LUIZ GERALDO MAZZA
Usina de slogans
Ontem e anteontem, em Foz do Iguaçu, tanto no encontro do Ministério Público quanto na reunião do Confaz, Conselho de Política Fazendária, que congrega os secretários estaduais da Fazenda, o governador Requião voltou, no velho estilo, a condenar o que chama de deformações neoliberais da União. E cita os mesmos slogans de sempre num momento em que ironicamente o governo federal obtém os melhores feitos na macroeconomia e indicadores de que estamos num cenário, ainda não-sustentável, mas visível de retomada da dinâmica econômica.
Se havia alguém habilitado a falar nessa reunião, a fazendária, seria o melhor secretário do governo, Heron Arzua por suas credenciais acadêmicas e profissionais como um dos maiores tributaristas do país. O Confaz até hoje não resolveu as pendências, como mediador da chamada ''guerra fiscal'', bandeira de São Paulo que não se conforma com alguns pontos de perda na hegenomia industrial ocorrida com a descentralização.
O Paraná tem sido beneficiário desse tipo de intervenção por diplomas legais que autorizam os subsídios, como a do ''Bom Emprego''. No governo Requião, e isso já acontecera na primeira gestão, houve poucos interessados em investir em nosso território e até alguns casos de fuga e os que estão em andamento se devem à administração anterior.

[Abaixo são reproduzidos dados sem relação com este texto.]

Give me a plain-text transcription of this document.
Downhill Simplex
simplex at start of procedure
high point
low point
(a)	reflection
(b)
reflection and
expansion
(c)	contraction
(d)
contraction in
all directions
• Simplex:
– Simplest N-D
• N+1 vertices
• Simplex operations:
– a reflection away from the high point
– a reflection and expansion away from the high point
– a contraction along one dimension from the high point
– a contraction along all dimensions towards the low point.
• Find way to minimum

O governador se diz hostil à guerra fiscal, única alternativa para descentralizar o país no federalismo de fancaria que temos, e com isso pode até, por uma questão de coerência, deixar que ocorram retaliações prometidas por São Paulo sem reação, o que causaria obviamente impacto na arrecadação.
Essa insistência de usar slogans, como o de classificar a política da União como neoliberal, se dá sem que o governo paranaense indique alternativas, uma vez que está fazendo muito pouco a não ser rupturas contratuais e guerrilha verbal. Aliás, insista-se, não se pode chamar de neoliberal um país com gigantes estatais como a Petrobras, o Banco do Brasil, Caixa Econômica, a Embraer e a Infraero, isso sem falar na estrutura adiposa, burocrática e ineficiente de tantos outros setores.
Falou muito sobre corrupção para o Ministério Público, mas não se mexeu até hoje para encarar a troca de denúncias entre seus secretários da Indústria e Comércio e da Comunicação. Por sinal que o MP pelo jeito parece ter aceitado os argumentos do governador no sentido de que, apesar da gravidade do assunto, o aconselhável seria esperar que fosse metabolizado pela passagem do tempo.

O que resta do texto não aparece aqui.